Bu nedenle, O’nun çevre korumayla ilgili uygulamaları ve davranışları bu açıdan değerlendirilmelidir. Bu uygulamalar bizim için uyulması gereken bir sünneti oluşturan ilham kaynaklarıdır. Başka bir ifadeyle, İslâm çevre ahlâkının ilk örneği ve uygulayıcısının Hz. Peygamber olduğu görülmektedir. Onun konuyla ilgili uygulama ve emirlerini öğrenince, sorumluluğumuzun önemi kendiliğinden ortaya çıkar.

Hz. Peygamber’in ağaç dikme ve ağaçları korumayla ilgili hadislerinden bir kısmını zikredecek olursak:

  • Elinizde bir ağaç fidanı varsa, kıyamet kopmaya başlasa bile, eğer onu dikecek kadar vaktiniz varsa, mutlaka dikin (el-Münavi: Feyzu’l-Kadir: 3/30)
  • Kim ağaç dikiminde bulunursa, onun için ağaçtan hasıl olan ürün miktarınca Allah sevap yazar (Ahmed b. Hanbel, Müsned: 5/415).
  • Her kim boş, kuru ve çorak bir yeri ihya edecek olursa, bu amelinden dolayı Allah tarafından mükâfatlandırılır. İnsan ve hayvan ondan faydalandıkça orayı ihya edene sadaka yazılır (el-Münav, 6/39).
  • Bir kimse bir ağaç dikse, o ağaç meyve verdikçe sevabı ona yazılır (a.g.e, 5/480).
  • Müslümanlardan bir kimse bir ağaç dikerse, o ağaçtan yenen mahsul mutlaka onun için sadaka olur. Yine o ağaçtan çalınan meyve de o Müslüman için sadaka olur. Kuşların yediği de sadakadır. Herkesin ondan yiyip eksilttiği mahsul da onu diken Müslümanlara ait bir sadakadır (Buhari, Tecrid-i Sarih:VII. 122).
  • Kişi kabirde bile olsa yedi şeyden meydana gelen sevap devamlı olarak kendisine ulaşır: Öğretilen ilim, halkın yararlanması için akıtılan su, açılan kuyu, dikilmiş ağaç, yapılan mescid, okunmak üzere bağışlanan Kur’an ve ölümünden sonra kendisine dua edecek evlat (Münavi, 4/87).
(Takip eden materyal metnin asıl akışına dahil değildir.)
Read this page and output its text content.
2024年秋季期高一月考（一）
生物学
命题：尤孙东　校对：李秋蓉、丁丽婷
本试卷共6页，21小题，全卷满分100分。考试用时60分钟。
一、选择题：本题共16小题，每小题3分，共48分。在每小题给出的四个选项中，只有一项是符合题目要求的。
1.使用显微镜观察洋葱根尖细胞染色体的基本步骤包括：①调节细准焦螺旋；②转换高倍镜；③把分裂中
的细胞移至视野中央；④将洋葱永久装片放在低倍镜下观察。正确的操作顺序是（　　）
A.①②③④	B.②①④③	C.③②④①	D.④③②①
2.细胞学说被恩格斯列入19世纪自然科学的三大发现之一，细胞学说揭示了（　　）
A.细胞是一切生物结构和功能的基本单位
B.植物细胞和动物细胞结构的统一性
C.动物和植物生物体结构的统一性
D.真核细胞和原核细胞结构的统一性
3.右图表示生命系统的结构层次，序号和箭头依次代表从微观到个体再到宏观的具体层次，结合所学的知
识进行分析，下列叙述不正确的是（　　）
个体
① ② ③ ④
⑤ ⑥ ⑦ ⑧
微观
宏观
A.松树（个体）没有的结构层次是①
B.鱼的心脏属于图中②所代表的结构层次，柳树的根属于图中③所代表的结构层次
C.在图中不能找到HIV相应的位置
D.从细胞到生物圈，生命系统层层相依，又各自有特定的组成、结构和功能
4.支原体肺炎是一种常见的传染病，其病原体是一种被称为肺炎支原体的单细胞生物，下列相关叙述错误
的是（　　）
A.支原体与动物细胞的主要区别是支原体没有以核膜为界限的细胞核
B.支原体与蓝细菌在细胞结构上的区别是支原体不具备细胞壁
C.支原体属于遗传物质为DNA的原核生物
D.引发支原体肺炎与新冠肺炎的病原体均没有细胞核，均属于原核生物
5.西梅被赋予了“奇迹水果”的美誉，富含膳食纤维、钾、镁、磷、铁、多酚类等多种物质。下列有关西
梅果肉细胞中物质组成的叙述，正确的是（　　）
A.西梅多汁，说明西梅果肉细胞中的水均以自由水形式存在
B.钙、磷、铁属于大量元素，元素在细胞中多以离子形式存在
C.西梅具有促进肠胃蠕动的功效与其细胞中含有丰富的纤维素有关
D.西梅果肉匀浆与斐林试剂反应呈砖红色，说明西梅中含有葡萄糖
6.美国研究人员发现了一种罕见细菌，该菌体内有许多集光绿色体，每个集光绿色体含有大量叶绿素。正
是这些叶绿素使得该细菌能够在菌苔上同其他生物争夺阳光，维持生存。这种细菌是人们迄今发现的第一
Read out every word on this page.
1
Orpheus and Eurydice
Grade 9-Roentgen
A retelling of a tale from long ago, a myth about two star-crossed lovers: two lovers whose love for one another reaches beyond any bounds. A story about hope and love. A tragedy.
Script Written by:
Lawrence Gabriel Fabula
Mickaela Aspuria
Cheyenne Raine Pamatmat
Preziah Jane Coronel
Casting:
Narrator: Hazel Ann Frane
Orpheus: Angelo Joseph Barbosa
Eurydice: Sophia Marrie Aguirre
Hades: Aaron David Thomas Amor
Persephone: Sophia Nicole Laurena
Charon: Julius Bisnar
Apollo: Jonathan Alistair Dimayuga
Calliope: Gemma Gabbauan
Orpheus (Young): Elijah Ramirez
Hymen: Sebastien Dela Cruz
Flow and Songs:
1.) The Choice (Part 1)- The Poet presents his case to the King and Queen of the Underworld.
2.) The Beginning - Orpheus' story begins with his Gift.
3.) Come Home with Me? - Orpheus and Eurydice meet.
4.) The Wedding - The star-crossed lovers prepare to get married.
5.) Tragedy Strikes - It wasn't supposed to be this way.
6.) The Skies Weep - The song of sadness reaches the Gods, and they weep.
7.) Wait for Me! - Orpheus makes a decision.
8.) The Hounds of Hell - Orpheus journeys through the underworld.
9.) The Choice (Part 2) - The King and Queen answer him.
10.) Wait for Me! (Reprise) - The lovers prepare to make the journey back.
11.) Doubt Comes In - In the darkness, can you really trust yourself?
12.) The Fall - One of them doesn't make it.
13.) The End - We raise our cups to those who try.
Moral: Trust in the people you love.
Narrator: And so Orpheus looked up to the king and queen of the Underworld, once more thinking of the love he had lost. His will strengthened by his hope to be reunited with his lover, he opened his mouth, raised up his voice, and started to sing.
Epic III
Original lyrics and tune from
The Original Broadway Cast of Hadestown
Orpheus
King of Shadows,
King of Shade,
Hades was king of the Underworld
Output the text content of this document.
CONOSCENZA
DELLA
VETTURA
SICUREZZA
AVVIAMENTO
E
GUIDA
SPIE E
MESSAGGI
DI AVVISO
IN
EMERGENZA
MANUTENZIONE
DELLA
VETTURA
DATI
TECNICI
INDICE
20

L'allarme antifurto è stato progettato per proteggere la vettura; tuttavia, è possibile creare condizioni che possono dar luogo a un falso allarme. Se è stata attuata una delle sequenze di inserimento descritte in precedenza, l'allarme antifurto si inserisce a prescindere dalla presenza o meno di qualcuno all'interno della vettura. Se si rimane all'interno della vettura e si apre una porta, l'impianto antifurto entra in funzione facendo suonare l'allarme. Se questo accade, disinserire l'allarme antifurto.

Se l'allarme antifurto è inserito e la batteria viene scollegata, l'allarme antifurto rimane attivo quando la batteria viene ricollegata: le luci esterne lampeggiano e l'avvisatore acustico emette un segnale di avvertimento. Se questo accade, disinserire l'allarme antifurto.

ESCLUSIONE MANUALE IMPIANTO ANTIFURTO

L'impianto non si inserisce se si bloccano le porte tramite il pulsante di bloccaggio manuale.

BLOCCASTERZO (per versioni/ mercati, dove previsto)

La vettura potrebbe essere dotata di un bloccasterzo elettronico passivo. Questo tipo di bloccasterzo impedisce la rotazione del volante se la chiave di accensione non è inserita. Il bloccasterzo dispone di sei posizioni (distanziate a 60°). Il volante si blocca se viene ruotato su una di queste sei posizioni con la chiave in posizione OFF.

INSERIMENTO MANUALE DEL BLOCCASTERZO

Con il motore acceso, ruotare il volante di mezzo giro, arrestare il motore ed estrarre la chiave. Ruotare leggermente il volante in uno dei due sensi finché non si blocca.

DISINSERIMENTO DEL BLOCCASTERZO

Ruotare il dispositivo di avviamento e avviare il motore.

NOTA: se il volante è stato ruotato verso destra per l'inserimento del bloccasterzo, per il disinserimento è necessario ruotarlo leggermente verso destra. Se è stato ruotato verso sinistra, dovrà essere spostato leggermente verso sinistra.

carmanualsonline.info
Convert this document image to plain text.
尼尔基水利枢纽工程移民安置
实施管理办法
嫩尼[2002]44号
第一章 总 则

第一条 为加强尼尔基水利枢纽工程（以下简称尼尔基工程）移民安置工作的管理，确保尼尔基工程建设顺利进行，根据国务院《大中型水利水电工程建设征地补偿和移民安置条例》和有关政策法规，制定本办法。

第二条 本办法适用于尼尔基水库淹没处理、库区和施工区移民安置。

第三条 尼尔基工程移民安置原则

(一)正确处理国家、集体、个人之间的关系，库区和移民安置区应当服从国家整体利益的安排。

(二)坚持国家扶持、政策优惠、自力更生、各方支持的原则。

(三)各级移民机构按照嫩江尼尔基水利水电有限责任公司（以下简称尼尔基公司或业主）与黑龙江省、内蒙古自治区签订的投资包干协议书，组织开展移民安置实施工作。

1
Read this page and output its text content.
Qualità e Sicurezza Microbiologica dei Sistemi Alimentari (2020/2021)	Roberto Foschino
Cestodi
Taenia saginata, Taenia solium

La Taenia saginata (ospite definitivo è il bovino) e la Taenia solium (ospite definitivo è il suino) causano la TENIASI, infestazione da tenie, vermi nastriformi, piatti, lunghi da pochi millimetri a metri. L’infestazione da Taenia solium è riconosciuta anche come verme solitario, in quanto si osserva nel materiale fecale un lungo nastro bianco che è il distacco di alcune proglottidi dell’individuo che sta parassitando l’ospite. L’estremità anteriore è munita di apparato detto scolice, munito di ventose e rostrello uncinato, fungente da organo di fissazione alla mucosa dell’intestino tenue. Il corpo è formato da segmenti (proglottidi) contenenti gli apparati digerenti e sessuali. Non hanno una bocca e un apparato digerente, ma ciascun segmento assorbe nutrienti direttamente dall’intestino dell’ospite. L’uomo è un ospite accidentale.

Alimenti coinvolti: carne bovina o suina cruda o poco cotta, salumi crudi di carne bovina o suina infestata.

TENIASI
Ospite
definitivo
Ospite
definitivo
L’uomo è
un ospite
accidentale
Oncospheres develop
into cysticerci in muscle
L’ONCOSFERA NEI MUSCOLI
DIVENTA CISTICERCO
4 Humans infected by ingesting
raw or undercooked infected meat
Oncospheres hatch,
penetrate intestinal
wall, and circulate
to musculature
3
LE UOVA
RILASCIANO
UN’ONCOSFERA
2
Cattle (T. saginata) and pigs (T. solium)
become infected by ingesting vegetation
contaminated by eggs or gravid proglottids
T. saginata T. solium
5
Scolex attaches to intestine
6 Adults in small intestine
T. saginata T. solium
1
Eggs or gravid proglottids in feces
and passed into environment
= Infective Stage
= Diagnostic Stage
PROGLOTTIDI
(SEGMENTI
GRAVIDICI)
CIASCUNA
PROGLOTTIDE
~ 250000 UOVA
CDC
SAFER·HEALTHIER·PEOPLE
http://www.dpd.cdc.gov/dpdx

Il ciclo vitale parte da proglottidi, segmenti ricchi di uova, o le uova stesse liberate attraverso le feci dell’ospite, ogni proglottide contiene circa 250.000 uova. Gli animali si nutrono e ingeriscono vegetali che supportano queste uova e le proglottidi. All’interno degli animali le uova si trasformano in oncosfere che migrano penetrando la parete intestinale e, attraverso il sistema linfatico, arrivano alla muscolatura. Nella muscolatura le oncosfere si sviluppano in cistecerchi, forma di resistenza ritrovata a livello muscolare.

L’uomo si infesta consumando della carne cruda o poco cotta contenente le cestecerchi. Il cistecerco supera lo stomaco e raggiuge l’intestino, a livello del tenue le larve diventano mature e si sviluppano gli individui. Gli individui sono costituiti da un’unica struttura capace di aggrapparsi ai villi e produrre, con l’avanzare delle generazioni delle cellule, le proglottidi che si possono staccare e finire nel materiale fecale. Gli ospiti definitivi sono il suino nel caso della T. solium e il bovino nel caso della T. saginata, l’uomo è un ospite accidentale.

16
Hz. Peygamber Medine’ye göç edince burada bir ağaçlandırma ve orman tesis etme faaliyetine girişmiştir. Her tür canlının yaşadığı yeşil alanları ve ormanları koruma altına almıştır. Buna himâ (koruluk) denilmektedir. Örneğin Medine’nin etrafındaki yaklaşık 12 mil genişliğindeki bir alanı himâ (koruluk) olarak ilan ederek koruma altın almıştır. Bunun gibi başka benzer bölgeleri de himâ olarak ilan ettiğini bilmekteyiz. Bütün bunlar İslâm’ın bir din olarak tabiatın ve tabiattaki tüm canlıların korunmasına ne kadar önem verdiğini göstermektedir.